At this week's Supercomputing (SC) 2010 conference, Microsoft Corp. took the next step in its self-appointed mission to bring high-performance computing - aka supercomputing - to the masses. Company officials say its "democratizing" aim is to bring supercomputing capacity into the hands of everybody who has a need for it and wants to use it. Microsoft puts the current HPC market at 15 million users, with 1 million accounting for 80 percent of the total capacity. There are another 55 million organizations that have a need - but no access - to HPC.

First up, Microsoft announced the release of NCBI (National Center for Biotechnology Information) BLAST (Basic Local Alignment Search Tool) on its cloud platform, Windows Azure. Available at no cost, the application will allow researchers in fields such as bio informatics, energy and drug research to use and collaborate with their private data collections, as well as data hosted on Azure. At the event Microsoft demonstrated its scope by doing 100 billion comparisons of protein sequences in a database managed by the NCBI, doing the work in less than an hour and for a fraction of the cost - hundreds of dollars - it would have cost using traditional methods.

Microsoft also announced that Service Pack 1 for Windows HPC Server 2008 R2, which will ship by the end of the year, will include the capability to connect HPC systems to Azure. The company says this will provide users with on-demand scale and capacity for high-performance computing applications, resulting in lower IT costs and faster discovery.

And finally, Microsoft announced that Windows HPC Server has surpassed a petaflop of performance, something less than a dozen existing supercomputers can achieve.
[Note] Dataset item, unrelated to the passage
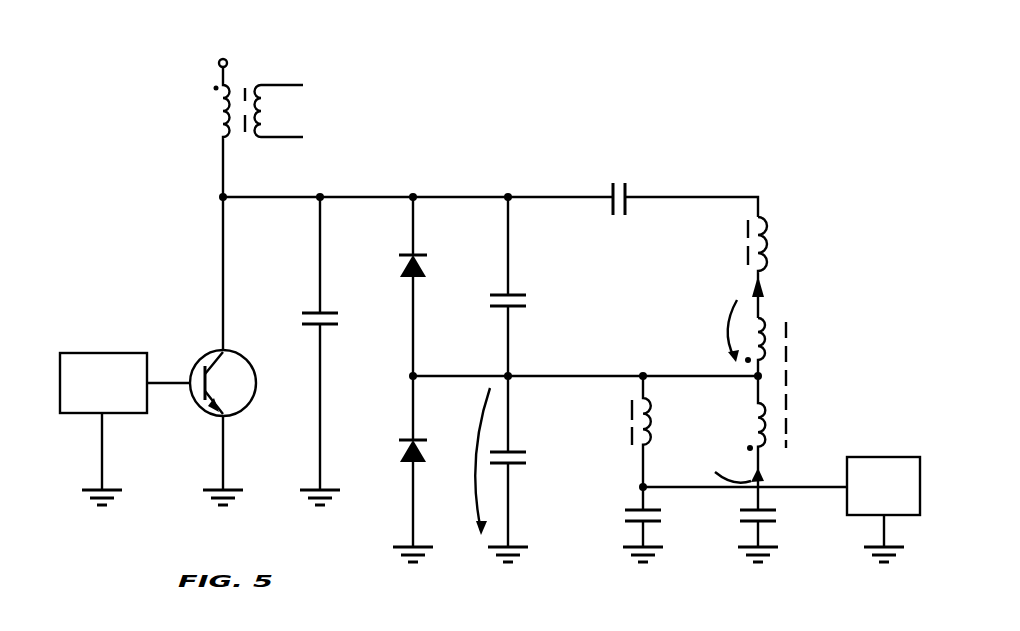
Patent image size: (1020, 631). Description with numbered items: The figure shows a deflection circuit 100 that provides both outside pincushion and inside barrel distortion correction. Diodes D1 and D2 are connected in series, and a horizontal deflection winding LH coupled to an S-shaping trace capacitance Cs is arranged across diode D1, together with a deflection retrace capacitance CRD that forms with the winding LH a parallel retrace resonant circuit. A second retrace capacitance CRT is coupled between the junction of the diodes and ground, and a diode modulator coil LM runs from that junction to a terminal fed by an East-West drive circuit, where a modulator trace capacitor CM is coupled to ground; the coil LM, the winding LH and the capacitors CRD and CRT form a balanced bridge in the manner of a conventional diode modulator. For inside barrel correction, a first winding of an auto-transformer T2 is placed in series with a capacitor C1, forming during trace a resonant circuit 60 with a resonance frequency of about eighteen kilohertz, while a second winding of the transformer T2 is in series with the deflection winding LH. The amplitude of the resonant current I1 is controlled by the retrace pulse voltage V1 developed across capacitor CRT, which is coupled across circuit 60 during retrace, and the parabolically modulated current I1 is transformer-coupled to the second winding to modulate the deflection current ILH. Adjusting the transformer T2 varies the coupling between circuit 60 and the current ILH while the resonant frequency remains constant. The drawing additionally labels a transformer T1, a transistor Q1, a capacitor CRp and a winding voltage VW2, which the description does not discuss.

The Windows HPC Server-based supercomputer at the Tokyo Institute of Technology exceeded the ability to execute a quadrillion mathematical computations per second, providing comparable performance with Linux, and in power-optimized configuration, recorded over a gigaflop/watt, almost three times -- nearly three times more power efficient than a laptop.

Making BLAST available on the cloud is a significant development, says Jie Wu, research director, technical computing, IDC. "Moving this application onto the cloud will enable more users to collaborate and work more efficiently. Users can also take advantage of Azure's computing capability to run large-size problems they could not run before due to the limited computing resources available to them."